Happy Holidays! Thank you for reading and engaging with me on The Positive Contrarian this year. Today I am sharing one of my previous posts that focuses on the value of hope, something we all could use a little more of during the season of giving. I look forward to posting new content beginning the week of January 6.
In previous blogs like I need hope too: Redefining goals based on care recipients wishes in value-based care, I discussed the need for hope and how it drives decision making both from the perspective of the patient and their physicians. Since the teaching of physicians focuses on training to diagnose and treating aiming to cure, our hope lies within avoiding a situation that is ultimately impossible. Frequently we tie our “hope bucket” to an outcome that is unattainable; instead, we must shift our definition of success from one of curing to one of healing. Though they might appear to be the equivalent, they are quite different. Healing encompasses emotional and spiritual components and touches our patients at a much deeper level beyond physical, whereas curing is purely physiological.
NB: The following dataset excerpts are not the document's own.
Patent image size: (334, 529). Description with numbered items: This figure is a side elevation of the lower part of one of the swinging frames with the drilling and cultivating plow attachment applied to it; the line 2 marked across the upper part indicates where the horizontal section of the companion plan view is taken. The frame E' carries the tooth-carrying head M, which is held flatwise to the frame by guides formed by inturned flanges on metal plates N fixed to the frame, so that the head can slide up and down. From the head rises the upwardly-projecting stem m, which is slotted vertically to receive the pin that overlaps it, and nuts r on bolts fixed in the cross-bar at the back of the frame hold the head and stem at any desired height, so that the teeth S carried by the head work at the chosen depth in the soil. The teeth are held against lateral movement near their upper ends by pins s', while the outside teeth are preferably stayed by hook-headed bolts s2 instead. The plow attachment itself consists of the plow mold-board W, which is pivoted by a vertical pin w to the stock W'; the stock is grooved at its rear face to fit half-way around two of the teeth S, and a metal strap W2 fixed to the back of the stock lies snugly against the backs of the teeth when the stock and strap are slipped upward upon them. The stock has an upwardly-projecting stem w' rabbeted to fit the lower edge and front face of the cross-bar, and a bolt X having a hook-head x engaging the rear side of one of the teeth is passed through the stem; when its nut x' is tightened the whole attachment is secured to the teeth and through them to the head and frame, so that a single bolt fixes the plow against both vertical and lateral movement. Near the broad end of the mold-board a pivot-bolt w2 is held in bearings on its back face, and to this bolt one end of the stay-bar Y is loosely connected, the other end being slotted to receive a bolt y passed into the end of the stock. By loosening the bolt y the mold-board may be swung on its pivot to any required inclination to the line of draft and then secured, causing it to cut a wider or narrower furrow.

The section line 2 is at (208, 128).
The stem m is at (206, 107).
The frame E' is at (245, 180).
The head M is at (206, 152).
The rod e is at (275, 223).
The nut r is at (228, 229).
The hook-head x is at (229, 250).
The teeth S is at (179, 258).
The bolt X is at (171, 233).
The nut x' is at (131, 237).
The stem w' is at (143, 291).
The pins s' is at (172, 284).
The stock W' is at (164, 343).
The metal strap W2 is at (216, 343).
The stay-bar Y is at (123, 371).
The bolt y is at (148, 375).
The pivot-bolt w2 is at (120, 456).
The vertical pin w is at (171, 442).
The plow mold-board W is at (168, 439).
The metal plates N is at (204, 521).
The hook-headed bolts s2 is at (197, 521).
“Focused” hope centers on curing, whereas “intrinsic” hope involves a more realistic and resilient emotional foundation. Historically, healing implies a deeper, more subjective transformation, regardless of whether or not a cure occurs. The foundation of healing involves the evolution of intrinsic hope which is hope regardless of an outcome. If we want to influence hope in our patients, as physicians, it is imperative to pivot from being curers to healers. The way we do this is to aid in our patient’s journey through hope. One can have focused hope, but eventually, it is essential to transition to intrinsic hope especially if an illness is progressing or when a negative outcome is probable. Sharing a poor prognosis requires us to also adjust how we define success. Once we understand the situation, it’s imperative to assist those we serve to transition from focused to intrinsic hope.
The value of Intrinsic hope is it begins to replace unrealistic expectations with a more profound and resilient emotional foundation. This new way of thinking shifts the focus to the quality of life and elevation of personal meaning. Consequently, this might be as simple as helping our patients focus on having fun, seeking out old friends, or connecting with a higher power. For example, if a treatment has failed, the goal shifts to a trip to visit old friends, thus the intrinsic hope of reconnections and the pleasure that will bring.
As Physicians, mindfulness and remaining in the moment is also key. As healers, we must gain insight into emotional issues in addition to the physiological situation of those we treat. Though we might need to guide the conversation between the focus of a cure and reality, we must do so in a way that discloses the underlying concerns. One such method is to “ask-tell-ask” where one asks an open ended question, then gives information, and continues the conversation in an exploratory manner.
Re-framing also must occur. Human nature tends to prevent us from moving from the flight or fight component of our being. Therefore, it’s necessary to work with others on the journey by continuously reframing the situation without removing hope, but instead replacing focused hope with intrinsic hope. Emotional defenses warrant a determined yet compassionate approach.
Ultimately, as clinicians, we must decide if we wish to block out the emotional impact of this portion of our calling for self-protection or instead utilize this communal relationship we create to elevate the joy of what we do by focusing on the positive impact we are having. This latter approach allows us to be successful within a contextual model that is much deeper than just providing a cure. Let us continue to evolve our definitions of success, hope, and healing to better care for those we are blessed to serve while simultaneously growing personally in the joy of our vocation.